Quizá para no sentirme derrotada, volví a un viejo amor: la enseñanza. Participé de la fundación de la Universidad Autónoma de la Ciudad de México porque su rector pregonaba la enseñanza universitaria para todas y todos, sin exámenes de exclusión para quienes no tuvieran un nivel de conocimientos superior al que exige el estado al otorgar un certificado de terminación de escuela media superior. Una universidad que representaba un reto para sus maestras, el de una calidad que no se sustentara en competitividades, una universidad popular y no jerárquica. Durante la organización del programa de la carrera de Filosofía e Historia de las Ideas peleé la existencia de una materia indispensable: Filosofía Feminista. Más aún: filosofía feminista con perfil latinoamericano. Cuando los colegas me cuestionaron la existencia de una materia que “excluía el saber de los hombres”, no pude más y les espeté en la cara: “La suya, amigos míos, es una filosofía de la verga. En francés se dirá falologocentrismo, pero en México se llama filosofía de la verga”.

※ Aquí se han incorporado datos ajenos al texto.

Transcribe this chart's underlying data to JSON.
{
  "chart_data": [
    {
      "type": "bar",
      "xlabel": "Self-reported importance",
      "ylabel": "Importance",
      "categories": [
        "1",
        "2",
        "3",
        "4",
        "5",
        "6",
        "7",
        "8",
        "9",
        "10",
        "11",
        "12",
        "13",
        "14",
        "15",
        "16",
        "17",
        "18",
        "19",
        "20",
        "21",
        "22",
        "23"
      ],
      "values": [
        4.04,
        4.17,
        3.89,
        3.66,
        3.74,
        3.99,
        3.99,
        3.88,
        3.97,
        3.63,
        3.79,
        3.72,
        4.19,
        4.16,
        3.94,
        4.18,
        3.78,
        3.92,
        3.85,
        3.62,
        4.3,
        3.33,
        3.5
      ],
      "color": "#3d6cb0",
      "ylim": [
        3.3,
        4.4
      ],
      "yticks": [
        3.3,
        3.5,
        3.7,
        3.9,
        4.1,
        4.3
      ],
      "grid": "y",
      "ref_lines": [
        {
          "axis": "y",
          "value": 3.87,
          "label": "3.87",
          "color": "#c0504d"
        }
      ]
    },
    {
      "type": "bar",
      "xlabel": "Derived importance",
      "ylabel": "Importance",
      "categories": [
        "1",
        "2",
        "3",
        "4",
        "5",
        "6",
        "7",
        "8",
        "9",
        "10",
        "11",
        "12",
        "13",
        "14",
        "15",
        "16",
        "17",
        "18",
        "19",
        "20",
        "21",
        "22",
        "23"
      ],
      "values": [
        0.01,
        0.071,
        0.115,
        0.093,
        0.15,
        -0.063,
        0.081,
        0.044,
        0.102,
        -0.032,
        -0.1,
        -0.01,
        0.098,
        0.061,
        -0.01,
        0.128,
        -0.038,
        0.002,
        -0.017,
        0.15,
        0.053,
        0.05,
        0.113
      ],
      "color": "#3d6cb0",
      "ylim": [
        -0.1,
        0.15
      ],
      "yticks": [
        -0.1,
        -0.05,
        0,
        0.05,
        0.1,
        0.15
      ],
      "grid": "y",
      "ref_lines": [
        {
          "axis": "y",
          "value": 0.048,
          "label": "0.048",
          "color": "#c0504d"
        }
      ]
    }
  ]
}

Ahora, después de nueve años de dar clases en la UACM, y con Helena convertida en una joven, las ganas de escribir están volviendo a mí, poco a poco, como la salud a una convaleciente. Busco espacios, tiempos vacíos en los que las fantasías puedan poblar una escena…

Por supuesto no estoy dispuesta a renunciar al diálogo con otras mujeres, sobre todo con las que viven cotidianamente el racismo de la hegemonía del pensamiento y las leyes de un occidente que se formó hace quinientos años con la invasión de las tierras de pueblos diversos por algunos países europeos. La tierra, la Madre Tierra de la mayoría de las naciones americanas, la portadora y dadora de vida, además, me parece tan brutalmente amenazada por la cultura hegemónica, que la narración -el acto de narrar, es decir de dar a conocer- se me hace cada día más urgida de contenido ecológico y agrícola. No sé dónde publicaré mis próximas novelas, ni siquiera dónde las escribiré, pero sus historias ya están en mí y las conforman muchas historias escuchadas.

Publicado también en: Francesca GARGALLO, en Silvana Serafín, Emilia Perassi, Susanna Regazzoni y Luisa Campuzano (Coords.), Más allá del umbral: autoras hispanoamericanas y el oficio de la escritura, Ed. Renacimiento, Colección Iluminaciones n. 61, Sevilla, 231 pp., pp. 294-306. ISBN 978-84-8472-587-9.